Tuesday, September 10, 2013

Life in the deep

The Lukina Jama-Trojama is the deepest cave system in Croatia, extraordinary for its vertical shape, long pits and great depth of -1392 m. From an ecological point of view this cave system is extremely interesting for having three microclimatic layers: first an entrance icy part with temperatures of about 1 °C followed by a middle part with temperatures up to 2 °C. The bottom part of the system shows higher temperatures up to 4 °C. These unusual living conditions make the cave extremely interesting for biodiversity research.

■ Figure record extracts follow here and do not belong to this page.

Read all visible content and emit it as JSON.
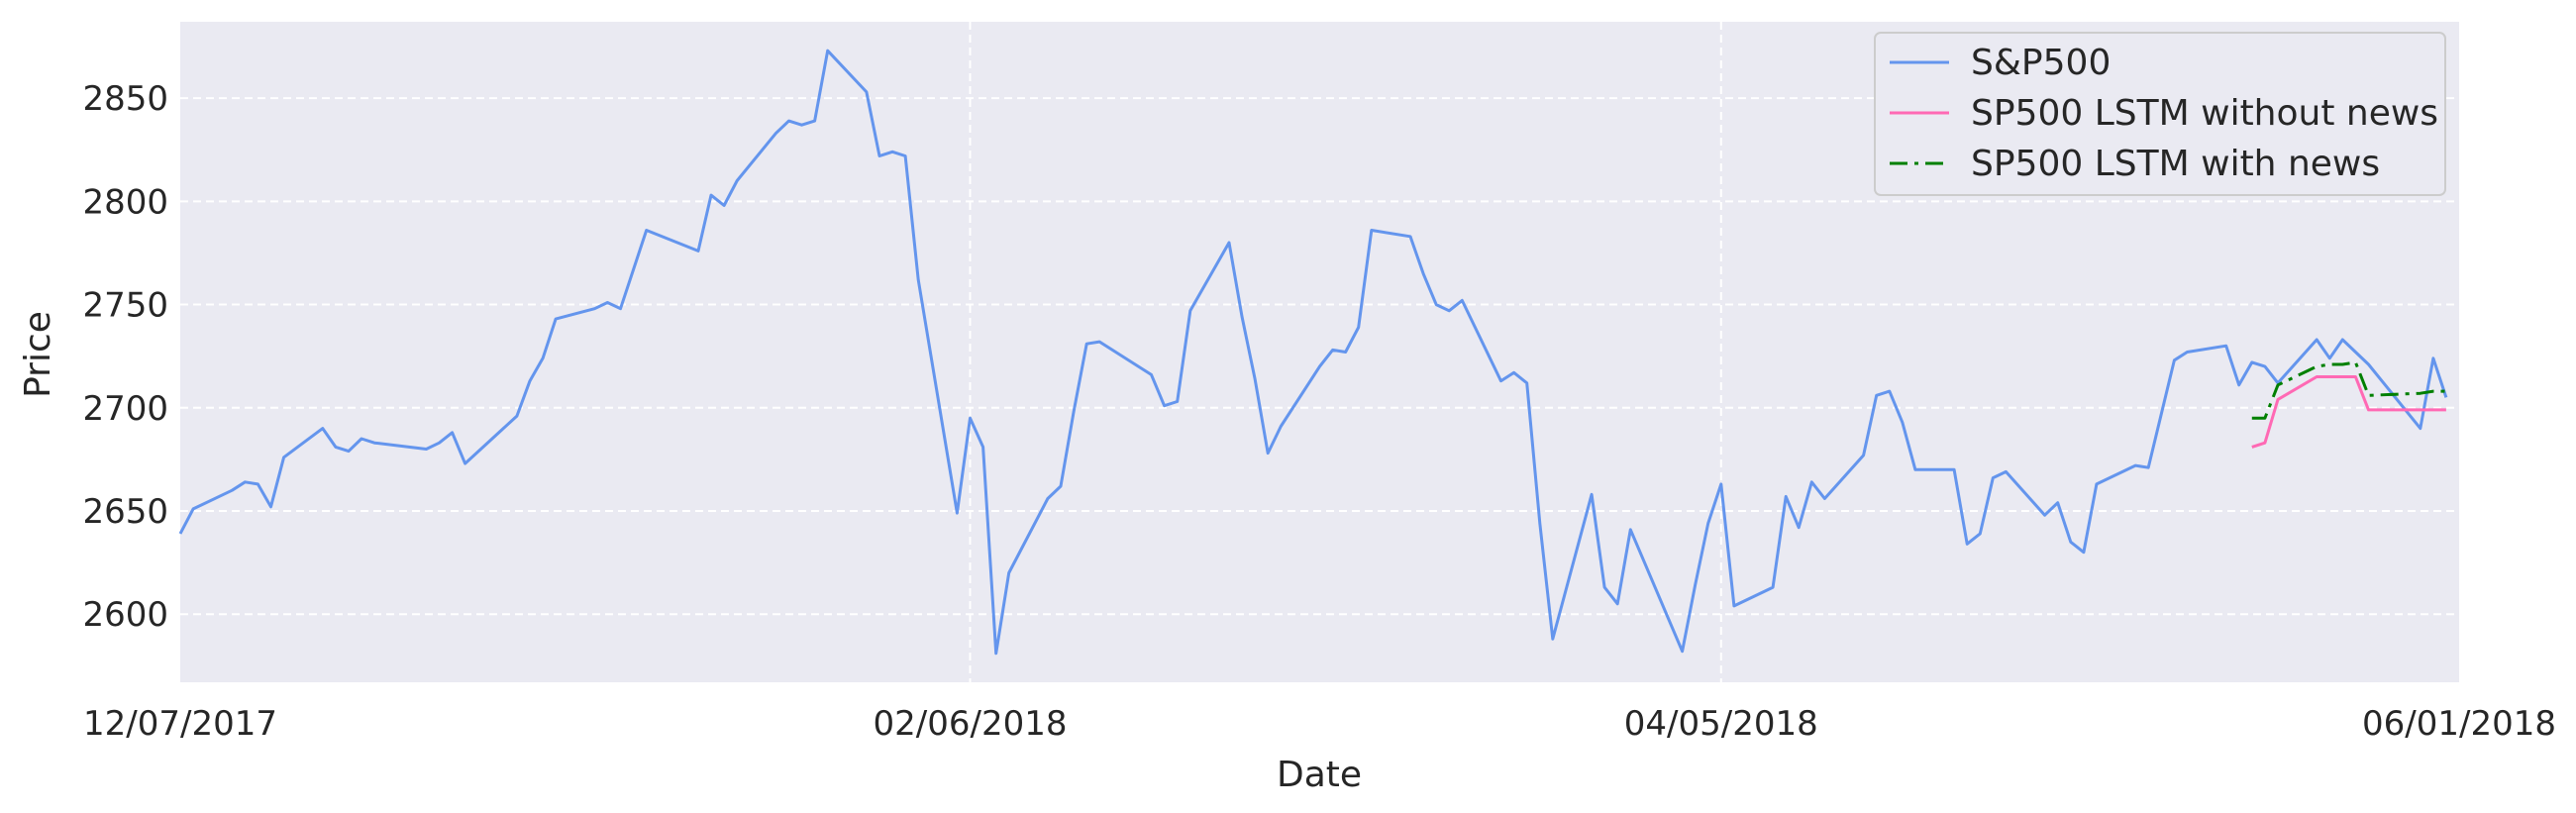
{
  "chart_data": {
    "type": "line",
    "xlabel": "Date",
    "ylabel": "Price",
    "xlim": [
      "12/07/2017",
      "06/01/2018"
    ],
    "x_ticks": [
      "12/07/2017",
      "02/06/2018",
      "04/05/2018",
      "06/01/2018"
    ],
    "ylim": [
      2567,
      2887
    ],
    "y_ticks": [
      2600,
      2650,
      2700,
      2750,
      2800,
      2850
    ],
    "grid": true,
    "legend_position": "top-right",
    "background_color": "#eaeaf2",
    "series": [
      {
        "name": "S&P500",
        "color": "#6495ed",
        "dash": "solid",
        "points": [
          [
            "12/07/2017",
            2639
          ],
          [
            "12/08/2017",
            2651
          ],
          [
            "12/11/2017",
            2660
          ],
          [
            "12/12/2017",
            2664
          ],
          [
            "12/13/2017",
            2663
          ],
          [
            "12/14/2017",
            2652
          ],
          [
            "12/15/2017",
            2676
          ],
          [
            "12/18/2017",
            2690
          ],
          [
            "12/19/2017",
            2681
          ],
          [
            "12/20/2017",
            2679
          ],
          [
            "12/21/2017",
            2685
          ],
          [
            "12/22/2017",
            2683
          ],
          [
            "12/26/2017",
            2680
          ],
          [
            "12/27/2017",
            2683
          ],
          [
            "12/28/2017",
            2688
          ],
          [
            "12/29/2017",
            2673
          ],
          [
            "01/02/2018",
            2696
          ],
          [
            "01/03/2018",
            2713
          ],
          [
            "01/04/2018",
            2724
          ],
          [
            "01/05/2018",
            2743
          ],
          [
            "01/08/2018",
            2748
          ],
          [
            "01/09/2018",
            2751
          ],
          [
            "01/10/2018",
            2748
          ],
          [
            "01/11/2018",
            2767
          ],
          [
            "01/12/2018",
            2786
          ],
          [
            "01/16/2018",
            2776
          ],
          [
            "01/17/2018",
            2803
          ],
          [
            "01/18/2018",
            2798
          ],
          [
            "01/19/2018",
            2810
          ],
          [
            "01/22/2018",
            2833
          ],
          [
            "01/23/2018",
            2839
          ],
          [
            "01/24/2018",
            2837
          ],
          [
            "01/25/2018",
            2839
          ],
          [
            "01/26/2018",
            2873
          ],
          [
            "01/29/2018",
            2853
          ],
          [
            "01/30/2018",
            2822
          ],
          [
            "01/31/2018",
            2824
          ],
          [
            "02/01/2018",
            2822
          ],
          [
            "02/02/2018",
            2762
          ],
          [
            "02/05/2018",
            2649
          ],
          [
            "02/06/2018",
            2695
          ],
          [
            "02/07/2018",
            2681
          ],
          [
            "02/08/2018",
            2581
          ],
          [
            "02/09/2018",
            2620
          ],
          [
            "02/12/2018",
            2656
          ],
          [
            "02/13/2018",
            2662
          ],
          [
            "02/14/2018",
            2698
          ],
          [
            "02/15/2018",
            2731
          ],
          [
            "02/16/2018",
            2732
          ],
          [
            "02/20/2018",
            2716
          ],
          [
            "02/21/2018",
            2701
          ],
          [
            "02/22/2018",
            2703
          ],
          [
            "02/23/2018",
            2747
          ],
          [
            "02/26/2018",
            2780
          ],
          [
            "02/27/2018",
            2744
          ],
          [
            "02/28/2018",
            2714
          ],
          [
            "03/01/2018",
            2678
          ],
          [
            "03/02/2018",
            2691
          ],
          [
            "03/05/2018",
            2720
          ],
          [
            "03/06/2018",
            2728
          ],
          [
            "03/07/2018",
            2727
          ],
          [
            "03/08/2018",
            2739
          ],
          [
            "03/09/2018",
            2786
          ],
          [
            "03/12/2018",
            2783
          ],
          [
            "03/13/2018",
            2765
          ],
          [
            "03/14/2018",
            2750
          ],
          [
            "03/15/2018",
            2747
          ],
          [
            "03/16/2018",
            2752
          ],
          [
            "03/19/2018",
            2713
          ],
          [
            "03/20/2018",
            2717
          ],
          [
            "03/21/2018",
            2712
          ],
          [
            "03/22/2018",
            2644
          ],
          [
            "03/23/2018",
            2588
          ],
          [
            "03/26/2018",
            2658
          ],
          [
            "03/27/2018",
            2613
          ],
          [
            "03/28/2018",
            2605
          ],
          [
            "03/29/2018",
            2641
          ],
          [
            "04/02/2018",
            2582
          ],
          [
            "04/03/2018",
            2614
          ],
          [
            "04/04/2018",
            2644
          ],
          [
            "04/05/2018",
            2663
          ],
          [
            "04/06/2018",
            2604
          ],
          [
            "04/09/2018",
            2613
          ],
          [
            "04/10/2018",
            2657
          ],
          [
            "04/11/2018",
            2642
          ],
          [
            "04/12/2018",
            2664
          ],
          [
            "04/13/2018",
            2656
          ],
          [
            "04/16/2018",
            2677
          ],
          [
            "04/17/2018",
            2706
          ],
          [
            "04/18/2018",
            2708
          ],
          [
            "04/19/2018",
            2693
          ],
          [
            "04/20/2018",
            2670
          ],
          [
            "04/23/2018",
            2670
          ],
          [
            "04/24/2018",
            2634
          ],
          [
            "04/25/2018",
            2639
          ],
          [
            "04/26/2018",
            2666
          ],
          [
            "04/27/2018",
            2669
          ],
          [
            "04/30/2018",
            2648
          ],
          [
            "05/01/2018",
            2654
          ],
          [
            "05/02/2018",
            2635
          ],
          [
            "05/03/2018",
            2630
          ],
          [
            "05/04/2018",
            2663
          ],
          [
            "05/07/2018",
            2672
          ],
          [
            "05/08/2018",
            2671
          ],
          [
            "05/09/2018",
            2697
          ],
          [
            "05/10/2018",
            2723
          ],
          [
            "05/11/2018",
            2727
          ],
          [
            "05/14/2018",
            2730
          ],
          [
            "05/15/2018",
            2711
          ],
          [
            "05/16/2018",
            2722
          ],
          [
            "05/17/2018",
            2720
          ],
          [
            "05/18/2018",
            2712
          ],
          [
            "05/21/2018",
            2733
          ],
          [
            "05/22/2018",
            2724
          ],
          [
            "05/23/2018",
            2733
          ],
          [
            "05/24/2018",
            2727
          ],
          [
            "05/25/2018",
            2721
          ],
          [
            "05/29/2018",
            2690
          ],
          [
            "05/30/2018",
            2724
          ],
          [
            "05/31/2018",
            2705
          ]
        ]
      },
      {
        "name": "SP500 LSTM without news",
        "color": "#ff69b4",
        "dash": "solid",
        "points": [
          [
            "05/16/2018",
            2681
          ],
          [
            "05/17/2018",
            2683
          ],
          [
            "05/18/2018",
            2704
          ],
          [
            "05/21/2018",
            2715
          ],
          [
            "05/22/2018",
            2715
          ],
          [
            "05/23/2018",
            2715
          ],
          [
            "05/24/2018",
            2715
          ],
          [
            "05/25/2018",
            2699
          ],
          [
            "05/29/2018",
            2699
          ],
          [
            "05/30/2018",
            2699
          ],
          [
            "05/31/2018",
            2699
          ]
        ]
      },
      {
        "name": "SP500 LSTM with news",
        "color": "#008000",
        "dash": "dashdot",
        "points": [
          [
            "05/16/2018",
            2695
          ],
          [
            "05/17/2018",
            2695
          ],
          [
            "05/18/2018",
            2711
          ],
          [
            "05/21/2018",
            2720
          ],
          [
            "05/22/2018",
            2721
          ],
          [
            "05/23/2018",
            2721
          ],
          [
            "05/24/2018",
            2722
          ],
          [
            "05/25/2018",
            2706
          ],
          [
            "05/29/2018",
            2707
          ],
          [
            "05/30/2018",
            2708
          ],
          [
            "05/31/2018",
            2708
          ]
        ]
      }
    ]
  }
}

Now my colleague and friend Alexander Weigand has described a new species of the genus Zospeum from this cave system. The new species Zospeum tholussum is a small and fragile snail (1-2 mm), with a dome-like shaped translucent shell. Only one living specimen was found during an expedition around the galleries of the cave system. The animal was found at the remarkable depth of 980 m, in an unnamed chamber full of rocks and sand with a small stream running through it.
The species is related to Zospeum amoenum, but can be distinguished from the latter by some shell features and - as shown in the study as well - by DNA Barcoding.

All known species from the cave-dwelling genus Zospeum have only limited ability to move. Their preference for muddy habitats and the fact that they are usually located near the drainage system of the cave, in a close proximity to running water, however suggest that these animals are not exactly immobile. Scientists hypothesize that dispersal is achieved through passive transportation via water or larger mammals.